El maestro responde con solidez:

– A usted lo único que le interesa, con violento egoísmo, es que el indio extraiga metal de los socavones, y respecto a lo demás, ¡allá ellos ¡ Para mí, el problema es distinto. Desde muy niño he convivido con ellos y puedo asegurarle que, en muchos, he encontrado magníficas cualidades adormecidas por la ignorancia.

Con los hechos contesta mejor aún: prefiere quedarse sin empleo que traicionar a sus alumnos por los 6 000 bolivianos mensuales ofrecidos si olvida los cursos y pasa a laborar como secretario general de la compañía.
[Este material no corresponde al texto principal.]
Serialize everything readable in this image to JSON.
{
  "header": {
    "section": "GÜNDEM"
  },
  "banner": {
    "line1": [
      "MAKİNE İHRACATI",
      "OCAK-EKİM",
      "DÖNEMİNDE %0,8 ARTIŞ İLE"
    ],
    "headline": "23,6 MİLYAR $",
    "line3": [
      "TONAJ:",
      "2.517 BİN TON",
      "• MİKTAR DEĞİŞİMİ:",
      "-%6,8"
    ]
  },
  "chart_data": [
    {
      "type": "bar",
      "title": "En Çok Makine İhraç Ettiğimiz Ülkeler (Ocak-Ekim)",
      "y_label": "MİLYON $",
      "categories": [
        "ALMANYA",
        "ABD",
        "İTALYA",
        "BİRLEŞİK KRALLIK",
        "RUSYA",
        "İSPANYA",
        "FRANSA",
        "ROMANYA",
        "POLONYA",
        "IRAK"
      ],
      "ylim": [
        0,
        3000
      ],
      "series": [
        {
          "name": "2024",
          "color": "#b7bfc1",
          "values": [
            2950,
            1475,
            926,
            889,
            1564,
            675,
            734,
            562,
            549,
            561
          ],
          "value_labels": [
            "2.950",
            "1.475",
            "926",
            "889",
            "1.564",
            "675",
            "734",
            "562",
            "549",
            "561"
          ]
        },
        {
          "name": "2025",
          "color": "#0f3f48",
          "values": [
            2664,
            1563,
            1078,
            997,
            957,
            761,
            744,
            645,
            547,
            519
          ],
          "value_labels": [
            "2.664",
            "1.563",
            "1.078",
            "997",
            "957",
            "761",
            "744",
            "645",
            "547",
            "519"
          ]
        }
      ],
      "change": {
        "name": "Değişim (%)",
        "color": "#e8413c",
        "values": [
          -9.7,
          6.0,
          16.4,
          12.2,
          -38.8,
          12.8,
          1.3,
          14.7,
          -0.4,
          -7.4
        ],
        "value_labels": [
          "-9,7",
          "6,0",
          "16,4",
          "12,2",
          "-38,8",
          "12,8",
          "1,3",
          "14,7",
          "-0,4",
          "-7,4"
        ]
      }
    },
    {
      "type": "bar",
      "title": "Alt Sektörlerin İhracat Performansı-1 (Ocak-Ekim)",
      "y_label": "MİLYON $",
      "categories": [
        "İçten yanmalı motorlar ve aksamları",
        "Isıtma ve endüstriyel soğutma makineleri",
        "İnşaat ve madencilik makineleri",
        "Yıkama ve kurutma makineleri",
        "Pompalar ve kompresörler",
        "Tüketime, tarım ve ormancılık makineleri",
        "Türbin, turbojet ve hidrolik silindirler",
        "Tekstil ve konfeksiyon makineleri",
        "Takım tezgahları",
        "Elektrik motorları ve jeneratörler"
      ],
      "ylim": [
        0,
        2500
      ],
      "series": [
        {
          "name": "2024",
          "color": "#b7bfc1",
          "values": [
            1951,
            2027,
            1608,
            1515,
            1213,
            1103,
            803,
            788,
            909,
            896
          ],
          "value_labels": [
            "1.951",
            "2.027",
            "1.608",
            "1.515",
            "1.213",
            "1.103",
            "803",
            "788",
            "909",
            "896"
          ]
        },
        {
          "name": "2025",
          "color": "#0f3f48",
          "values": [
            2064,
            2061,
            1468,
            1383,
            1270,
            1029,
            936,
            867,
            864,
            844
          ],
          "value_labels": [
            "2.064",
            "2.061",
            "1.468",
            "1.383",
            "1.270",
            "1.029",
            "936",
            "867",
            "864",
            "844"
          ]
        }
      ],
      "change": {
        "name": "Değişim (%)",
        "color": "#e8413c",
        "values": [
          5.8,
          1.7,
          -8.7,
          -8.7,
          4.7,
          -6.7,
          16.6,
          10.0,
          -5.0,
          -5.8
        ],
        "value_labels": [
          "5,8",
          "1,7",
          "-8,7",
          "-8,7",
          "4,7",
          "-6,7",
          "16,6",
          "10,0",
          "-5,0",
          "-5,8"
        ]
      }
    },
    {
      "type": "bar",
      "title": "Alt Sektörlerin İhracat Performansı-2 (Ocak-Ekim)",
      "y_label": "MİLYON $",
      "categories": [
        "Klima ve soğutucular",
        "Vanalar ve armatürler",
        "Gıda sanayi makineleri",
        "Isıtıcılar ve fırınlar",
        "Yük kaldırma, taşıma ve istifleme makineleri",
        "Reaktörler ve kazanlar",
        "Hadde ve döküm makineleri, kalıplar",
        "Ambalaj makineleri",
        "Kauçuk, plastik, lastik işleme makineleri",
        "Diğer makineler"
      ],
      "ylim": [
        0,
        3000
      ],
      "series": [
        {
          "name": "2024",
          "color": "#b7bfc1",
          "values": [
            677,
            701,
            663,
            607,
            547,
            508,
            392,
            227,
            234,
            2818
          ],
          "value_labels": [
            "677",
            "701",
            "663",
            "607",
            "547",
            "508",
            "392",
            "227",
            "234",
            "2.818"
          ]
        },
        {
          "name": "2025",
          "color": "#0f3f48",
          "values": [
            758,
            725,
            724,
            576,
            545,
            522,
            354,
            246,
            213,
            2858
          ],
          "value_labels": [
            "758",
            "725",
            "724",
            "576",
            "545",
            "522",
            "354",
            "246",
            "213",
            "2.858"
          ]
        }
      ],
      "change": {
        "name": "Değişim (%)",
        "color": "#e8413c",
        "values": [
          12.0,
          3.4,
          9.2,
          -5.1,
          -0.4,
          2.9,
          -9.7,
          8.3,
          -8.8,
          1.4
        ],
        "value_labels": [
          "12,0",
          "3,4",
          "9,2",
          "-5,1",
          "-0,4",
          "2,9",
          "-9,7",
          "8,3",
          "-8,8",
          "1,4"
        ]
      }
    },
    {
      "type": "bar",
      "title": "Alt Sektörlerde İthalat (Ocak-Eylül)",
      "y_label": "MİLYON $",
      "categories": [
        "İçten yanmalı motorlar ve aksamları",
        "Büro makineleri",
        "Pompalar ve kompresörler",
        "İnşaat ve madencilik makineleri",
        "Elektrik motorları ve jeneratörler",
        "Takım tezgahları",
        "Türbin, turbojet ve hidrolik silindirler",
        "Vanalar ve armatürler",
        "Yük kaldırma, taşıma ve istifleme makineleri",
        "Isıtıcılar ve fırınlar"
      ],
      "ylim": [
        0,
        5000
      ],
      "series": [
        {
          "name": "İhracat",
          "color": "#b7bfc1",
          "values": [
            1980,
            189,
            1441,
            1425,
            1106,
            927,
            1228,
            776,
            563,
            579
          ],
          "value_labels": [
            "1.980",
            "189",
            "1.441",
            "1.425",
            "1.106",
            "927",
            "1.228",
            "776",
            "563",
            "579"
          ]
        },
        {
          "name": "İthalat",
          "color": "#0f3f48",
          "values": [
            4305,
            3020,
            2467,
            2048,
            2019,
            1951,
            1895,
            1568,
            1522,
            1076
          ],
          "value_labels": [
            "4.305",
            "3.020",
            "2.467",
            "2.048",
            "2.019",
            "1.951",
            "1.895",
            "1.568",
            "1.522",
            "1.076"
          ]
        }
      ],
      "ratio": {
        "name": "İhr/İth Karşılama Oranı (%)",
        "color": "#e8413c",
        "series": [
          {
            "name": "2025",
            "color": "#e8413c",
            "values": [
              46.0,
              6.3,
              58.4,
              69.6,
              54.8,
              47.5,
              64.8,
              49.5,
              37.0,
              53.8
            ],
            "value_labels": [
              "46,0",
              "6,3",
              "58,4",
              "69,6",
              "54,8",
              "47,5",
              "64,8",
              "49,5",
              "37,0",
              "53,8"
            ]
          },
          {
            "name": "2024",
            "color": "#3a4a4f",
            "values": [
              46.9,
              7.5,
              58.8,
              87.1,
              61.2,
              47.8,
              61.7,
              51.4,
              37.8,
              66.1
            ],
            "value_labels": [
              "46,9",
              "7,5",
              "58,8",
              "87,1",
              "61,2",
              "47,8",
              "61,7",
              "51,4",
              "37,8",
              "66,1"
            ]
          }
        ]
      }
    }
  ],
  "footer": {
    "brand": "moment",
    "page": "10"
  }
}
Sebastiana es el dolor; Juan  convalece cerca del adiós; Donata, con un vejigo de éste creciendo en las entrañas; los dos jóvenes de la casa: Pedro y Pablo, tendrán que olvidar los sueños y convertirse en mineros. Donata exclama desesperada:

– … ¡Mamay! Todo se cierra en nuestra vida. ¿No te parece que hasta esta misma noche es más negra que nunca?

– Sí, es una noche oscura-contestó Sebastiana con voz ahogada-; pero siempre es noche oscura para nuestra gente… ¿Cuándo llegará el alba?

Bolívar, Sucre, Manuelita… han regresado; también, el Che y su tropa para apoyar los nuevos combates: Evo,  el Yo sí puedo educacional, la Operación Milagro fidelistas… Sebastiana, el ALBA ha llegado. Y no solo para Bolivia. ¡Defiéndela!